Angel Pagan led off the first against Sheets with a single, moved up on a wild pitch and an infield out and scored on David Wright's sacrifice fly. Then Carlos Beltran singled and came around on a double by Carlos Delgado.
"He threw the ball really well. He had nice stuff," Yost said. "They got two runs."
The Brewers got an unearned run back in the second.
Corey Hart, leading off, reached on an error by Wright and J.J. Hardy walked. Hart took third on Santana's second wild pitch of the game and scored on Sheets' bunt. Santana retired the next two hitters, leaving the tying run stranded at second.
Hall tied it for Milwaukee, hitting Santana's first pitch of the fourth inning for his fifth home run of the season.
It was the second home run in two nights for Hall.

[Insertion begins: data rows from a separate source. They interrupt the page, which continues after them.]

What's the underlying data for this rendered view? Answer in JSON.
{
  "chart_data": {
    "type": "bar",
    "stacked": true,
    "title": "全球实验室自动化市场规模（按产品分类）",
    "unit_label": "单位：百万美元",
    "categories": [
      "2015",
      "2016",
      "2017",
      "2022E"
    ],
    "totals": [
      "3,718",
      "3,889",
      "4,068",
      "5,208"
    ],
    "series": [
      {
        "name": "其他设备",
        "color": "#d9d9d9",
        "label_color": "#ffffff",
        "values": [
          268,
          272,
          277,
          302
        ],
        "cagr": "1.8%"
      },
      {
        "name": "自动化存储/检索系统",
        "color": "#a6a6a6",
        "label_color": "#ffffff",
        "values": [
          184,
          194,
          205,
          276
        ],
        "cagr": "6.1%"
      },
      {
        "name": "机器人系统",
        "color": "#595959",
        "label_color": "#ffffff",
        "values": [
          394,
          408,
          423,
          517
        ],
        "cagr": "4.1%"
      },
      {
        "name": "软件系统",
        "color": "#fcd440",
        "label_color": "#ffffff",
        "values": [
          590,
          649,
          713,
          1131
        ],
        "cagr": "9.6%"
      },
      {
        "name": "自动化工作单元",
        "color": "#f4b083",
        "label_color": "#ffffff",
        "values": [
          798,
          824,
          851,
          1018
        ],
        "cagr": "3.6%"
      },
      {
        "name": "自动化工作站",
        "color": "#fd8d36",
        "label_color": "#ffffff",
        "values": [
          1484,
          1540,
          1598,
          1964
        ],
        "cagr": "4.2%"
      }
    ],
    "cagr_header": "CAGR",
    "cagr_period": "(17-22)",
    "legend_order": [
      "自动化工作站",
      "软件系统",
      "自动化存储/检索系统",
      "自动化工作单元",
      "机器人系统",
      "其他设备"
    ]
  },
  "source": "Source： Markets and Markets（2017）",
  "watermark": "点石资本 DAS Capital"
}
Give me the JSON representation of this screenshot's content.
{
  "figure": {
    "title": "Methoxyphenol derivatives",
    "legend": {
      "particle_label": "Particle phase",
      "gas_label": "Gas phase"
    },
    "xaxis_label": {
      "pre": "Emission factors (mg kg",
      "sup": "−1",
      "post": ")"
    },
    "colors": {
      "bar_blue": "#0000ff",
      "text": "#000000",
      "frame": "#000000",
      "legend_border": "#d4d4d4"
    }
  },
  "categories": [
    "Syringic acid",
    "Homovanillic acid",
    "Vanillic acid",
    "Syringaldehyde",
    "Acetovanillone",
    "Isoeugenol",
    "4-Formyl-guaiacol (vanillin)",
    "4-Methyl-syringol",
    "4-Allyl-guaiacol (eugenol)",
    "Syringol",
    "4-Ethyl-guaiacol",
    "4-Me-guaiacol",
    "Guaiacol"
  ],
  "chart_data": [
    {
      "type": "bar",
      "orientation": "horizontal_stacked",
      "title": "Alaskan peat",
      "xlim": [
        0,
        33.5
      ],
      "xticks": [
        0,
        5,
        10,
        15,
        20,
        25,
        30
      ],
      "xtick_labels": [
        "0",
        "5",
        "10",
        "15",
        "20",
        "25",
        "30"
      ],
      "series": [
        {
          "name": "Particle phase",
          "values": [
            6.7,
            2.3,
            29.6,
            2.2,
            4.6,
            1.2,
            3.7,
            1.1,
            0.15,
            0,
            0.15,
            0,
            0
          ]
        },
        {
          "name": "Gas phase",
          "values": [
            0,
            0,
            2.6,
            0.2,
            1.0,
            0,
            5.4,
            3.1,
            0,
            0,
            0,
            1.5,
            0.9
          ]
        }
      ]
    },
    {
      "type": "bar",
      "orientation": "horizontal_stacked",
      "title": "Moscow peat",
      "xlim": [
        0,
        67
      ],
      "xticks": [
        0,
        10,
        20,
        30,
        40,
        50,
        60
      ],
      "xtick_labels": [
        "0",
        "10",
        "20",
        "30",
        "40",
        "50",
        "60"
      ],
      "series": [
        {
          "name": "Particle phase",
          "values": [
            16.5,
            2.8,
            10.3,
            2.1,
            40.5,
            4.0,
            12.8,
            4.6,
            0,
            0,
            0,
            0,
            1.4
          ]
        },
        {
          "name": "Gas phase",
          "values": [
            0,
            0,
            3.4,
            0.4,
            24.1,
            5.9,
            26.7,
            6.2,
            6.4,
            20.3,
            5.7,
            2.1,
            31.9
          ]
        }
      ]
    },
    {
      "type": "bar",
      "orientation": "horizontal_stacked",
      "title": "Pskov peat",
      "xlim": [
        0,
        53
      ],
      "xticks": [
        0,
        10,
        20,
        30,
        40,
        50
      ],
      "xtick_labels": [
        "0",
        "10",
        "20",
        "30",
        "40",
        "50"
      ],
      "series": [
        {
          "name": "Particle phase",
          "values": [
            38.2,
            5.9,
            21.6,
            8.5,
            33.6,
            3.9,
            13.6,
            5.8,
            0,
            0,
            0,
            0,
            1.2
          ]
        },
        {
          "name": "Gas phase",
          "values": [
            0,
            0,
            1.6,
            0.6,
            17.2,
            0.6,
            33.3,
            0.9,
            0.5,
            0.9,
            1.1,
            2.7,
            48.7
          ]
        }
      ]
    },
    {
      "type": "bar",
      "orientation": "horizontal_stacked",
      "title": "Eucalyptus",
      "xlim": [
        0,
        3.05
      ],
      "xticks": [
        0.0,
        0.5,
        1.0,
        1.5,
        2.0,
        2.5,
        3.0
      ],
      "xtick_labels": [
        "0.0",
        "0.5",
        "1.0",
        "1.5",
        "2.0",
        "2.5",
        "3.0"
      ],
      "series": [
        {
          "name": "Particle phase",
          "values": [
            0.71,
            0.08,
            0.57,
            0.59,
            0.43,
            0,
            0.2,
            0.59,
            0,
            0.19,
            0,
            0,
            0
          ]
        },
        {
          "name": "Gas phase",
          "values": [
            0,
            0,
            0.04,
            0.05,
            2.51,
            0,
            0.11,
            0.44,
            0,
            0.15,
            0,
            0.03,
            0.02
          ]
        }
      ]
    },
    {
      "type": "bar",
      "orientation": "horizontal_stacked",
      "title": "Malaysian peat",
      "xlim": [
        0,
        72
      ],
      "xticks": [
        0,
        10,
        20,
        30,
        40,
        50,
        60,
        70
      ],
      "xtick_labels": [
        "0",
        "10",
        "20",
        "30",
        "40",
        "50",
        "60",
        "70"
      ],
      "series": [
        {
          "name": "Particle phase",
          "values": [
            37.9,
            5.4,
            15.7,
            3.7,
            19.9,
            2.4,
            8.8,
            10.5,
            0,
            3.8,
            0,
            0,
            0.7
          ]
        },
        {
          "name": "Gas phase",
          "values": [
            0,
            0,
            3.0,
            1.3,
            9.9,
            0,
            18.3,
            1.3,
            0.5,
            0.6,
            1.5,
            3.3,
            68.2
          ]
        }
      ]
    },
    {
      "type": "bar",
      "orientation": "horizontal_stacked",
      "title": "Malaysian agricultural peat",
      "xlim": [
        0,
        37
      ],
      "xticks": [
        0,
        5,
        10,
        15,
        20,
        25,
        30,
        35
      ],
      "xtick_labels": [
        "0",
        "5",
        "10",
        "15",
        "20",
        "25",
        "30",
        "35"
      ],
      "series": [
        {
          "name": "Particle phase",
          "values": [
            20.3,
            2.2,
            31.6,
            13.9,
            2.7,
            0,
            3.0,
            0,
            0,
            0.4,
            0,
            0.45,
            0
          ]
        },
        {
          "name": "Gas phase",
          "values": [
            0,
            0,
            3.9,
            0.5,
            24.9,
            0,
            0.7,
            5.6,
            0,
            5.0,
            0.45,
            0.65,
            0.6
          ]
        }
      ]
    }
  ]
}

An inning later, Weeks tagged a 2-2 pitch from Santana for his second homer to give the Brewers the lead. Then Kapler hit his third of the season in the seventh, a two-out, two-run shot that followed a walk to Weeks and finished Santana's day.
Kapler last had three home runs in a season in 2004, when he played for the Red Sox. He's hit his three homers in 22 at-bats.
Sheets did not allow a hit after the second inning until Wright's two-out homer in the eighth inning. The homer was Wright's second and just the fourth in 10 games for New York this season. When Sheets followed the homer by walking Beltran, Brian Shouse relieved for Milwaukee and retired Delgado on a comebacker.
Eric Gagne pitched the ninth for his second save in four chances.